Similarly, I’ve been in offices and banks where computer operators type with one hand and practice their nose-picking dexterity with the other as naturally as night is to day.
There can never be enough emphasis on good hygiene practices for everyone’s sake.

Hand washing itself is easy – child’s play. It requires little or no effort and is one of the most effective ways to prevent the spread of many types of infections and illness in the home, workplace, child-care facilities and hospitals.

While TV, magazine and newspaper adverts and posters are productive and play an essential and supporting role in conveying the vital messages and importance of hand hygiene to the masses, TV soap operas reign supreme, but in Bangladesh they are totally under-utilised.

People tune in to soap operas to see a reflection of their own mundane boring lives on the small screen in hope they will find escape from, or solutions to, the problems they themselves face.

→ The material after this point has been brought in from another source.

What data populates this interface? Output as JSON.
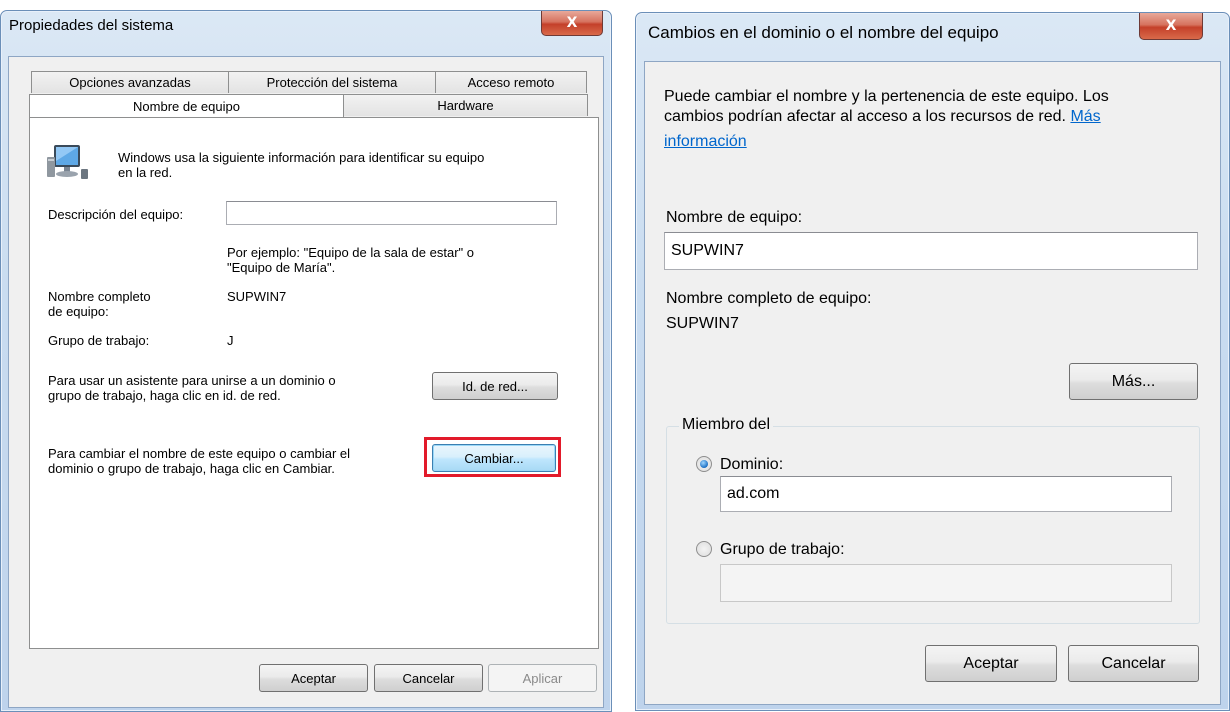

While a 30-second commercial has the power to help convince the viewer s/he should be using brand-X toothpaste, no doubt a 60-minute ‘real-life’ soap opera has the power to influence the thinking of the entire family.

To harness this enormous subliminal power effectively, it is essential TV scriptwriters’ play an active, patriotic role and are encouraged by the government to write scenes into their dramas that promote good hygiene practices (and address other important society-benefitting issues) for the good of the nation.
While the acting in soap operas can leave a lot to be desired, their one redeeming value could be to protect the health of their viewers by promoting the proper and beneficial use of soap.
 

(Sir Frank Peters is a former newspaper publisher and editor, an award winning writer, a humanitarian, a Goodwill Ambassador and Senior Advisor to European and Saudi Royalty, and a caring foreign friend of Bangladesh.)